Marcelo Rebelo de Sousa - Clube da Alameda

Temos tentado mostrar, desde há bastante tempo, que política feita com mais pragmatismo e menos ideologia é a marca dos países socialmente desenvolvidos. Se isto é válido para a governação, é mais válido ainda para cargos não-executivos, como é o caso do Presidente da República, em Portugal, país que, apesar de tudo, tem mostrado uma significativa maturidade eleitoral, não embarcando, desde a Revolução de Abril, em aventuras ideológicas radicais. Assim, independentemente das simpatias pessoais, há que tentar perceber o que levou as pessoas a oferecerem-lhe de bandeja a vitória mais fácil, em eleições democráticas, desde o 25 de Abril.

Há três razões essenciais.

1ª- Sampaio da Nóvoa, o único candidato que poderia forçar Marcelo a uma segunda volta, cometeu um erro crasso. Precisamente, não ter percebido o que dissemos acima. Além das pessoas não quererem mais ideologia (a maturidade da maior parte do eleitorado português, prova-o), muito menos a aceitam num cargo não-executivo, como o de Presidente da República. Ora, Sampaio da Nóvoa não entendeu isto. Procurou afirmar-se, precisamente, mostrando que tinha uma ideologia. Fez uma enorme confusão. Deveria ter-se afirmado, pelo contrário, por novas ideias (uma vez que lhe era difícil apresentar um grande currículo político). Esta confusão constituiu, desde o início, o anúncio da sua derrota.

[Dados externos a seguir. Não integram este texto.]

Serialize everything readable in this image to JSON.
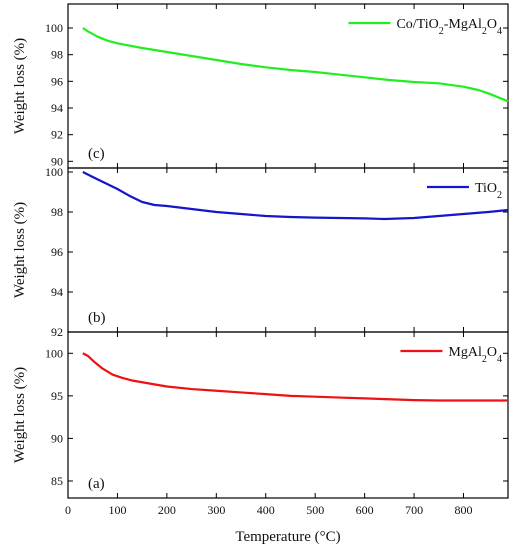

2ª- Marcelo Rebelo de Sousa, esperto como é, percebeu de forma clara que não deveria introduzir mais ideologia no debate. Procurou apresentar-se como um candidato de todos os credos. Mostrou que queria unir em vez de dividir. Afirmou-se pela competência pessoal de professor de Direito, de constitucionalista, de intérprete maior da Constituição, que é um dos papéis essenciais de qualquer presidente, como se sabe. Esta tática permitiu-lhe apresentar-se perante o eleitorado mais indeciso como o menos mau dos candidatos. E, como se sabe, é o menos mau quem ganha (quase) sempre as eleições.

3ª- Como pano de fundo, há que ter em conta as circunstâncias políticas em que se deram estas eleições. Como sempre, a Esquerda apresentou-se com vários candidatos (mais uma vez, a ideologia). O PS apresentou-se dividido. O PCP apresentou um candidato que nem 4% dos votos obteve. O Bloco teve uma boa votação relativa e com isso cantou vitória: o seu objetivo era esse, e não evitar a vitória de Marcelo. Enfim, mais uma vez por questões ideológicas, a Esquerda apresentou-se dividida e sem candidatos credíveis. Isto facilitou enormemente a missão de Marcelo.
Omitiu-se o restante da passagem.